Tatapannya rumit. Luka. Tapi juga penuh cinta yang begitu nyata. Tidak ada marah di matanya. Hanya ada satu hal... Rasa takut kehilangan. Dan saat Adrasta melangkah mendekat, suaranya bergetar pelan... "Aku melukis Alina... untuk mengenangnya. Tapi aku melukis mu, Rania... karena aku takut kehilanganmu tanpa pernah sempat menjagamu dengan caraku."
Deg. Dada Rania terasa sesak. Lelaki itu... benar-benar berbeda dari yang selalu ia pikirkan.
Dia bukan lagi monster di masa lalu.
Dia adalah seseorang... Yang diam diam sedang jatuh cinta - jatuh terlalu dalam padanya.

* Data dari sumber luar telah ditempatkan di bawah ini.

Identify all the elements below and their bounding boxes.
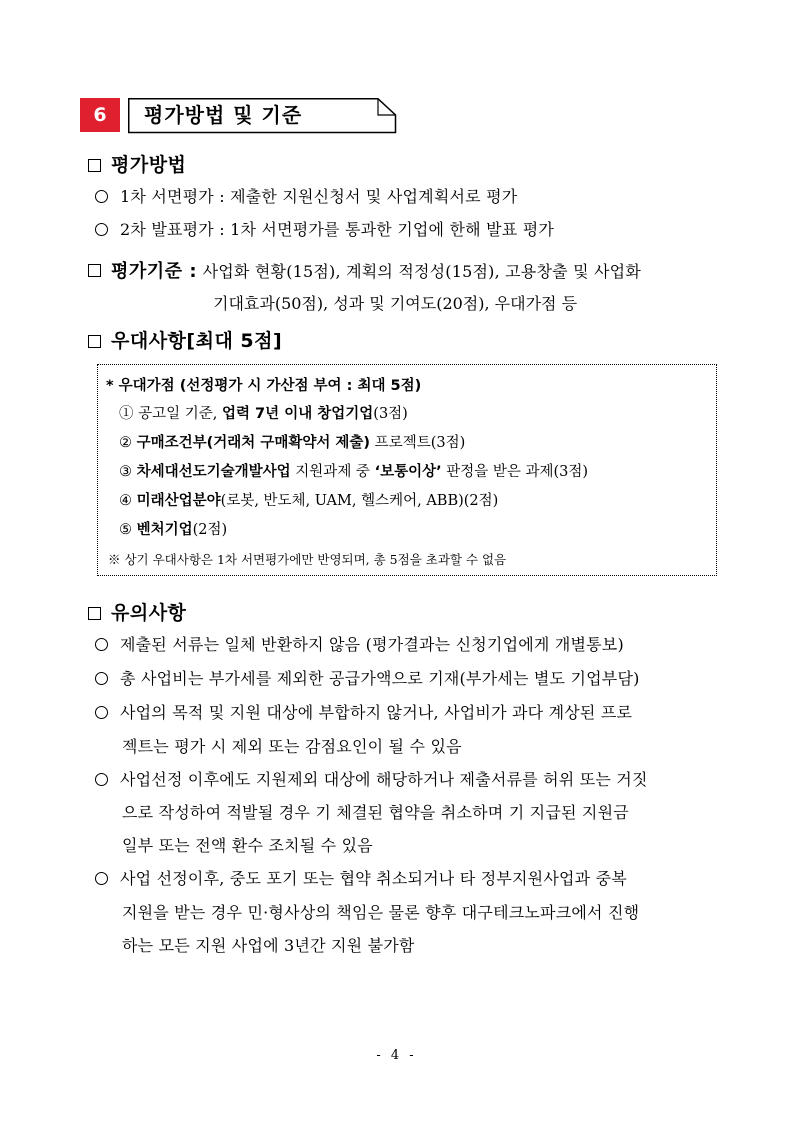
preference-heading: 우대사항[최대 5점] — [88, 326, 282, 353]
circle-bullet-icon — [95, 638, 108, 651]
circle-bullet-icon — [95, 672, 108, 685]
eval-criteria-line2: 기대효과(50점), 성과 및 기여도(20점), 우대가점 등 — [213, 294, 578, 313]
circle-bullet-icon — [95, 190, 108, 203]
preference-item: ② 구매조건부(거래처 구매확약서 제출) 프로젝트(3점) — [119, 435, 466, 451]
eval-criteria — [88, 257, 641, 283]
preference-item: ① 공고일 기준, 업력 7년 이내 창업기업(3점) — [119, 406, 408, 422]
list-item-continuation: 으로 작성하여 적발될 경우 기 체결된 협약을 취소하며 기 지급된 지원금 — [122, 803, 629, 822]
list-item: 1차 서면평가 : 제출한 지원신청서 및 사업계획서로 평가 — [95, 184, 517, 207]
list-item: 2차 발표평가 : 1차 서면평가를 통과한 기업에 한해 발표 평가 — [95, 217, 554, 240]
list-item-continuation: 젝트는 평가 시 제외 또는 감점요인이 될 수 있음 — [122, 737, 462, 756]
preference-box — [97, 364, 717, 576]
list-item: 사업 선정이후, 중도 포기 또는 협약 취소되거나 타 정부지원사업과 중복 — [95, 866, 627, 889]
notes-heading: 유의사항 — [88, 598, 186, 625]
list-item-continuation: 하는 모든 지원 사업에 3년간 지원 불가함 — [122, 936, 415, 955]
circle-bullet-icon — [95, 872, 108, 885]
eval-method-heading: 평가방법 — [88, 150, 186, 177]
list-item: 제출된 서류는 일체 반환하지 않음 (평가결과는 신청기업에게 개별통보) — [95, 632, 624, 655]
square-bullet-icon — [88, 159, 101, 172]
list-item-continuation: 지원을 받는 경우 민·형사상의 책임은 물론 향후 대구테크노파크에서 진행 — [122, 903, 640, 922]
preference-box-title: * 우대가점 (선정평가 시 가산점 부여 : 최대 5점) — [106, 378, 422, 394]
square-bullet-icon — [88, 335, 101, 348]
section-number-badge: 6 — [80, 98, 120, 132]
preference-item: ④ 미래산업분야(로봇, 반도체, UAM, 헬스케어, ABB)(2점) — [119, 493, 499, 509]
preference-note: ※ 상기 우대사항은 1차 서면평가에만 반영되며, 총 5점을 초과할 수 없음 — [108, 552, 507, 567]
section-title-box — [128, 98, 396, 132]
circle-bullet-icon — [95, 706, 108, 719]
circle-bullet-icon — [95, 773, 108, 786]
list-item: 총 사업비는 부가세를 제외한 공급가액으로 기재(부가세는 별도 기업부담) — [95, 666, 640, 689]
eval-criteria-line1: 사업화 현황(15점), 계획의 적정성(15점), 고용창출 및 사업화 — [202, 262, 641, 281]
square-bullet-icon — [88, 264, 101, 277]
section-title: 평가방법 및 기준 — [144, 103, 303, 127]
preference-item: ③ 차세대선도기술개발사업 지원과제 중 ‘보통이상’ 판정을 받은 과제(3점) — [119, 464, 589, 480]
list-item: 사업의 목적 및 지원 대상에 부합하지 않거나, 사업비가 과다 계상된 프로 — [95, 700, 632, 723]
eval-criteria-label: 평가기준 : — [111, 261, 198, 282]
square-bullet-icon — [88, 607, 101, 620]
page-number: - 4 - — [376, 1048, 417, 1063]
list-item-continuation: 일부 또는 전액 환수 조치될 수 있음 — [122, 836, 373, 855]
circle-bullet-icon — [95, 223, 108, 236]
preference-item: ⑤ 벤처기업(2점) — [119, 522, 228, 538]
list-item: 사업선정 이후에도 지원제외 대상에 해당하거나 제출서류를 허위 또는 거짓 — [95, 767, 648, 790]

Malam itu, setelah percakapan singkat yang menggetarkan hati, Adrasta berdiri di ambang pintu dengan ekspresi tegang. Ponselnya masih berada di genggaman, layar menyala menampilkan panggilan yang baru saja berakhir. Tatapannya tajam, penuh kewaspadaan. Rania, yang masih berdiri di tengah ruangan dengan sketsa dirinya di tangan, merasakan ketegangan yang tiba-tiba memenuhi atmosfer.
la menatap Adrasta dengan cemas. "Ada apa?" tanyanya, suaranya nyaris berbisik.
Adrasta menutup pintu di belakangnya, langkahnya mantap mendekati Rania. la mengambil sketsa dari tangan Rania, meletakkannya dengan hati-hati di atas meja dekat mereka. Kemudian, dengan suara rendah namun tegas, ia berkata, "Rey sudah menemukan kita. Kita harus segera pergi dari sini."
Jantung Rania berdebar kencang. Pikiran tentang Rey, pria yang pernah begitu dekat dengannya, kini menjadi ancaman nyata. la merasakan ketakutan merayap di hatinya. "Ke mana kita akan pergi?" suaranya bergetar.
Adrasta menatapnya dalam-dalam, seolah mencari kekuatan dalam diri Rania. la menghela napas panjang sebelum menjawab, "Aku punya tempat lain yang lebih aman. Tapi kita harus bergerak sekarang juga."
Tanpa menunggu persetujuan lebih lanjut, Adrasta meraih tangan Rania dengan lembut namun penuh determinasi. Sentuhan itu mengirimkan gelombang kehangatan yang aneh di tengah situasi mencekam. Rania mengikuti langkah Adrasta yang cepat, meninggalkan ruangan penuh kenangan itu.